On May 1, the SEC’s Division of Enforcement issued a series of frequently asked questions (FAQs) related to its Share Class Selection Disclosure Initiative (“SCSD Initiative”). The SCSD Initiative, which was originally announced February 12, 2018, provides that the Enforcement Division will agree to recommend to the Commission standardized, favorable settlement terms for investment advisers who self-report possible securities law violations related to their failure to make certain disclosures concerning mutual fund share class selection.
Under the SCSD Initiative, the cut-off date for self-reporting is June 12, 2018.
Over the last several years, the SEC filed several administrative actions against investment advisers that failed to adequately disclose to clients conflicts of interest arising from the receipt of 12b-1 fees for investing clients in, or recommending that clients invest in, a mutual fund share class that paid the adviser a 12b-1 fee when a lower cost share class was also available.

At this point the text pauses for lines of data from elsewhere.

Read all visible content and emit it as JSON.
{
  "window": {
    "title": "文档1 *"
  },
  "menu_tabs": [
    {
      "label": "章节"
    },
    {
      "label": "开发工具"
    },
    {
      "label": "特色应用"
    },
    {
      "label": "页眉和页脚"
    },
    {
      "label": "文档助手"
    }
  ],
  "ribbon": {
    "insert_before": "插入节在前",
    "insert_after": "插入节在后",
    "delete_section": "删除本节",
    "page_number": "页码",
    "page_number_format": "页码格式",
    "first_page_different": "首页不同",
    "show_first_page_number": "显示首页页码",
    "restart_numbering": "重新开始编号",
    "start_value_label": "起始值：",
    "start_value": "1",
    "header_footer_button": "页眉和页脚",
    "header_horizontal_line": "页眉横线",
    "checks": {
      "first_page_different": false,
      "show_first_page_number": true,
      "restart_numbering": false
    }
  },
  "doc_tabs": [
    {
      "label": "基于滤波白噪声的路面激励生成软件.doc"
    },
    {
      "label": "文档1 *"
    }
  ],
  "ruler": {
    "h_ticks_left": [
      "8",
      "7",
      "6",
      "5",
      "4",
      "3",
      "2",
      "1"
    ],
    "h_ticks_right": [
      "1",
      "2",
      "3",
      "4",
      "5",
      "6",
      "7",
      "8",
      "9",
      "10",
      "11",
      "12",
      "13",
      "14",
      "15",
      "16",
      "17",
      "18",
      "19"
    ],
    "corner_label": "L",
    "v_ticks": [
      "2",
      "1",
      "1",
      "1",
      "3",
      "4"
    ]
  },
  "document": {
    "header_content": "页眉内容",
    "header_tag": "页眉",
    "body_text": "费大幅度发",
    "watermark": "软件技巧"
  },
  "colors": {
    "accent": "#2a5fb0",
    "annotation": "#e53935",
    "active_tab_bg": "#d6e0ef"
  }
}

The SEC took issue with the fact that such entities disclosed that they “may” receive 12b-1 fees and that such fees “may” create a conflict of interest. According to the SEC, such disclosure is not compliant with provisions of the Investment Advisers Act of 1940 that require disclosure of an adviser’s material conflicts of interest related to its mutual fund share class selection practices.
Among other things, the recent FAQs clarify that an adviser can rely on the SCSD Initiative only with respect to the specific self-reporting opportunity outlined in the original announcement. The Enforcement Division will not extend the SCSD Initiative settlement terms to other instances where an adviser failed to disclose conflicts of interest related to other fees received in connection with recommending, purchasing, or holding higher cost share classes. The Enforcement Division also confirmed that it does not plan to recommend fundamentally different settlement terms for advisers based on the relative “severity and scope” of an adviser’s conduct.
Importantly, the FAQs clarify that an adviser that has been or is being examined by the SEC’s Office of Compliance Examinations and Inspections (OCIE) cannot rely on its interactions with OCIE as self-reporting for purposes of the SCSD Initiative. The only way to ensure that the Enforcement Division will recommend favorable SCSD Initiative settlement terms is for the adviser to self-report as described in the initial announcement. The Division made it clear that “advisers that have been or are being examined by OCIE regarding the issues covered by the SCSD Initiative but, as of February 12, 2018, had not been contacted by the Division regarding possible violations related to their failures to disclose the conflicts of interest associated with mutual fund share class selection,” are eligible to participate in the SCSD Initiative, regardless of the outcome of the OCIE exam.
The FAQs also provide clarity regarding how the Division staff intends to determine the amount of disgorgement an adviser will be asked to make, how an adviser should determine if a lower fee share class was “available,” and that an adviser would be eligible to participate in the SCSD Initiative if it failed to disclose conflicts related to both (i) making an investment decision in light of the receipt of 12b-1 fees and (ii) selecting the more expensive class of shares. Importantly, any adviser entering into a settlement pursuant to the SCSD Initiative would be required to make certain specific undertakings, including an evaluation of whether existing clients should be moved to a lower cost share class, moving any such clients, and notifying its clients of the settlement terms.
The FAQs clarify that the Division does not intend to extend the June 12, 2018 deadline to self-report and that advisers are encouraged to consult with experienced counsel to determine if participation in the SCSD Initiative would have any collateral consequences. Although it is unlikely that entering into a settled administrative action would be without any consequences, if an adviser does not do so, and is later determined to not have fully complied with its disclosure obligations regarding receipt of 12b-1 fees, it is likely that any collateral consequences of a resulting enforcement action would be more severe.